Бух! – грохнуло обухом в стену избушки, а потом:

– Вставай, лазарь! Тебе что – собаки кость в постель притащили? Ишь, разоспался?!

Как же, поспишь тут… Теперь пристанет, не даст покоя. И зачем мне все это? Зачем?

У зимовья – целый мясокомбинат. Ну, допустим, и не целый, а так, филиал. На сколоченных козлах натянут брезент, в который мы обычно складываем рыбу и возим домой на лодке. Теперь на нем разложены небольшие, с ноготь величиной, кусочки мяса. Под брезентом тлеют ольховые сучья, от них валит густой и душистый дым, а сверху мясо подвяливается на солнце. На пне кучкой сложены добела выскобленные лосиные кости. А на привычном месте пылает второй костер, над которым пекутся проткнутые вертелом лосиные губы. Время от времени капля жира падает на уголья, шипит и плавится, распространяя аппетитный запах, и я чувствую себя дармоедом и негодяем – Юлюс трудится, а я валяюсь и смотрю сны…
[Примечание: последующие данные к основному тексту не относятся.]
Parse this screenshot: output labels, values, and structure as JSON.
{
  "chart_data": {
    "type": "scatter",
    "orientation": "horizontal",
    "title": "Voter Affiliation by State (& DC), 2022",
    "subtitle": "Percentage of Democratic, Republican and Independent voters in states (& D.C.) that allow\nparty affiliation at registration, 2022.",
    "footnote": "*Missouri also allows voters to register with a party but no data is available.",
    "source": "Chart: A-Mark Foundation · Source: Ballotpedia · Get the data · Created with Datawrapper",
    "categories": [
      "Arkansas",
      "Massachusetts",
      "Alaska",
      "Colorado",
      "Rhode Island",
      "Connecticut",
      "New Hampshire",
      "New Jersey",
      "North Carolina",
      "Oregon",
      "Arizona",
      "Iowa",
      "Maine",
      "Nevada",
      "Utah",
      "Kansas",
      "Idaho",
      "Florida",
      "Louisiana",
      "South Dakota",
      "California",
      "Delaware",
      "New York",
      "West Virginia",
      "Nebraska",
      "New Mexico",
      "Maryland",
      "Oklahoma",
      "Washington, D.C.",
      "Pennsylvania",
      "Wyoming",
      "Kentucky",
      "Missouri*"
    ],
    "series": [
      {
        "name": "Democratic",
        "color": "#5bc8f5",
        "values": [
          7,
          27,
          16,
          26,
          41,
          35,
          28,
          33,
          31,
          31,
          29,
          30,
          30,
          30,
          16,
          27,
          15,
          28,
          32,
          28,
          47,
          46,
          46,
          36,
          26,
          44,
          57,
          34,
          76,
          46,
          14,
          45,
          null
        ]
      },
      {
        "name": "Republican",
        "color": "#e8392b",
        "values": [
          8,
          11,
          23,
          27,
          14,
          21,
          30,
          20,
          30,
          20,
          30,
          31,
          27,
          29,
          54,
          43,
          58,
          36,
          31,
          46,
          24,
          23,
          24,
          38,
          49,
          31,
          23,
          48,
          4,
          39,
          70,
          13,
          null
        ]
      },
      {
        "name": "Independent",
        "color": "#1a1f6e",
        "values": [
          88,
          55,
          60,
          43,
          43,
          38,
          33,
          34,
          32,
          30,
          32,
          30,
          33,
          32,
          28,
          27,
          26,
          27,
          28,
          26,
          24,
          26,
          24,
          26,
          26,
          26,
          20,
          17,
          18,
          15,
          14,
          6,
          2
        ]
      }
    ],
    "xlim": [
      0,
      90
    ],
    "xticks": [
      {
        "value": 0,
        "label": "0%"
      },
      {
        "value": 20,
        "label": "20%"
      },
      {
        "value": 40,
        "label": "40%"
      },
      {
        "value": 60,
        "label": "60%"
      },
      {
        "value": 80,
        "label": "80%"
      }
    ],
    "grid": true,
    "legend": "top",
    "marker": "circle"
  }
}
– Умывайся и – приступим! – Юлюс показал на пень, накрытый свежеобтесанной доской – что-то вроде изысканного барского подноса, – на которой задорно блестела бутылочка спирта и наши неизменные оловянные кружки.

– С самого утра?!

– У нас что дни, что ночи… – как-то подозрительно весело и с неестественным пафосом протянул Юлюс, а так как я ничего не ответил, он продолжал: – А почему бы нам не устроить маленький праздник? Третий месяц, брат ты мой, как мы с тобой вкалываем будь здоров. Шабаш! Пора и честь знать.

– Тесто из горшка вылезает, – промямлил я, поскольку хлебопечение – моя обязанность.

– Пока ты умоешься, я управлюсь с этим окаянным тестом! Кстати, как вашему величеству прикажете подавать лосиную губу – с кровью или насквозь пропеченной?

– Может, все-таки насквозь… – пожал я плечами, а про себя подумал: «И что это его так разбирает…»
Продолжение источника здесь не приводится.